An Afghan baby boy named Yehia born with multiple heart defects, received life-saving surgery in Israel from Save A Child’s Heart, thanks to a long distance Facebook friendship and a covert operation that traversed hostile borders and diplomatic lines.
Yehia, now 14 months old, had been born with his two main arteries reversed and two holes in his heart. His parents, are Afghans living in Peshawar in Pakistan, and on a trip to Afghanistan for a family wedding in April, they sought out a relative, Farhad Zaheer, a teacher in Jalalabad who speaks English and is active on social media.
Among the people he contacted was Anna Mussman, aged 69, who has both American and Israeli citizenship. Together, the two digital acquaintances collaborated to save Yehia.
Anna Mussman, a daughter of Holocaust survivors living in Israel, and Mr. Zaheer became connected on Facebook in 2012 after he worked on a project training teachers in Nouristan Province, which Ms. Mussman was overseeing for the State Department.
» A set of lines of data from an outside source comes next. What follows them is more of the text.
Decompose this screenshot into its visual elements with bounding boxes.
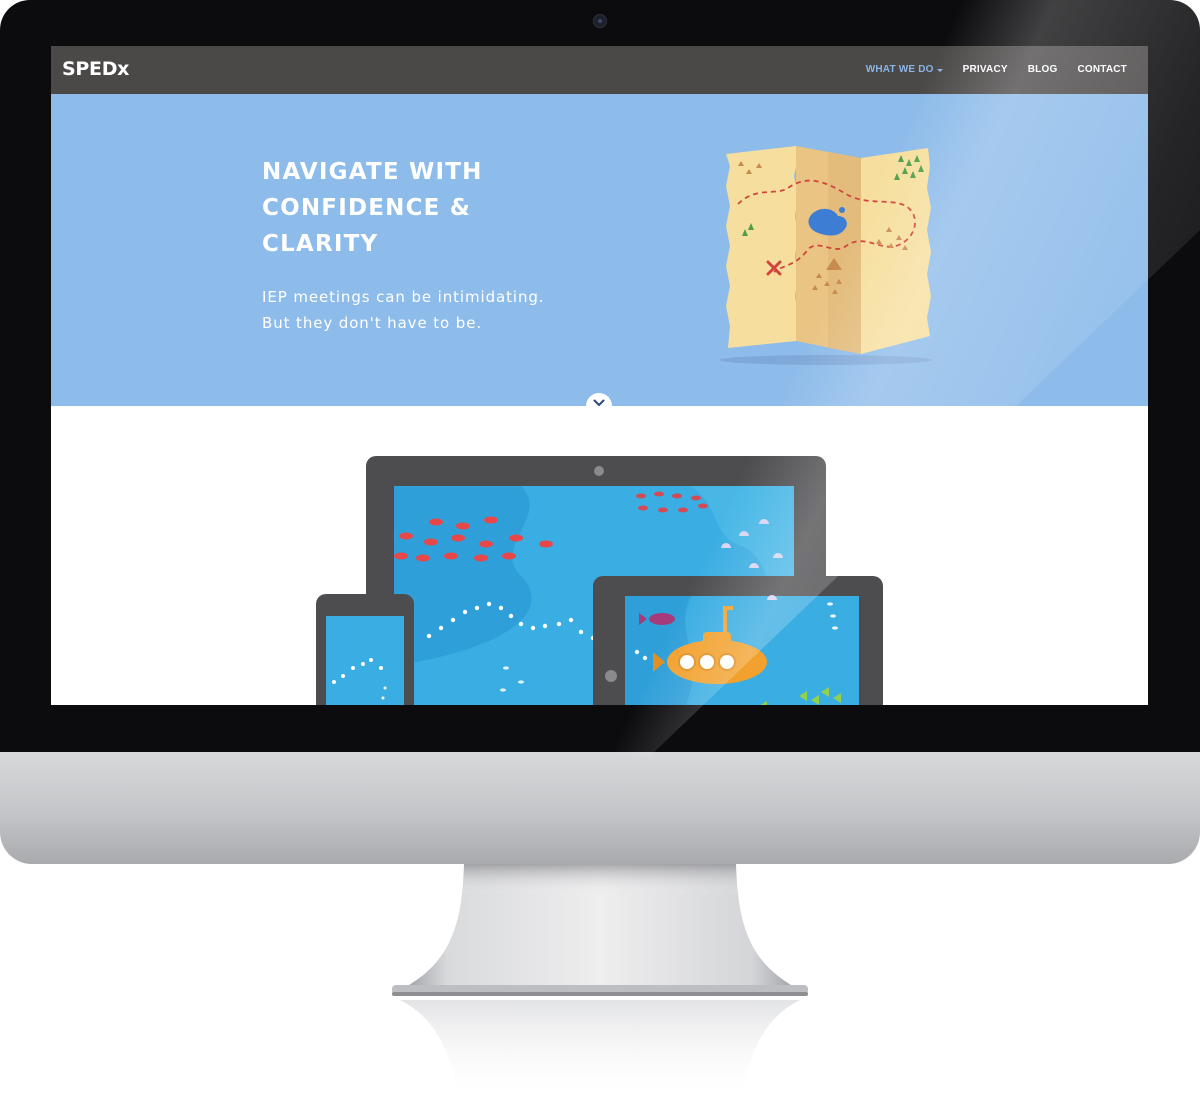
nav-item-label: BLOG (1027, 64, 1058, 75)
nav-item-label: WHAT WE DO (865, 64, 934, 75)
nav-item-blog[interactable]: BLOG (1028, 64, 1058, 75)
navbar: SPEDx WHAT WE DO PRIVACY BLOG CONTACT (51, 46, 1148, 94)
caret-down-icon (936, 68, 943, 72)
nav-item-label: CONTACT (1077, 64, 1127, 75)
nav-menu: WHAT WE DO PRIVACY BLOG CONTACT (846, 64, 1127, 75)
hero-subtitle-line-2: But they don't have to be. (262, 314, 483, 332)
nav-item-privacy[interactable]: PRIVACY (963, 64, 1008, 75)
hero-section: NAVIGATE WITH CONFIDENCE & CLARITY IEP m… (51, 94, 1148, 406)
treasure-map-illustration (720, 146, 932, 365)
brand-logo[interactable]: SPEDx (62, 58, 129, 80)
responsive-devices-illustration (316, 456, 883, 705)
hero-subtitle-line-1: IEP meetings can be intimidating. (262, 288, 545, 306)
nav-item-contact[interactable]: CONTACT (1077, 64, 1127, 75)
hero-subtitle: IEP meetings can be intimidating. But th… (262, 284, 622, 336)
nav-item-label: PRIVACY (962, 64, 1008, 75)
hero-title: NAVIGATE WITH CONFIDENCE & CLARITY (262, 159, 483, 257)
website-screen: SPEDx WHAT WE DO PRIVACY BLOG CONTACT NA… (51, 46, 1148, 705)
nav-item-what-we-do[interactable]: WHAT WE DO (866, 64, 943, 75)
Anna Mussman contacted Simon Fisher, Executive Director of the Israeli charity Save a Child’s Heart. She emailed him, stating: “I realise helping a child from a country which Israel has no diplomatic relations is not easy, but perhaps possible”.
After careful negotiation the charity was able to bring Yehia to Holon’s Wolfson Medical Centre, and was operated on in an eight-hour surgery.
Yehia is the first Afghan to have been treated by Save a Child’s Heart, joining children from over 50 other countries that have been saved by the organisation including several African countries, Iraq and China. Half of the children saved by the charity come from Gaza and the West Bank.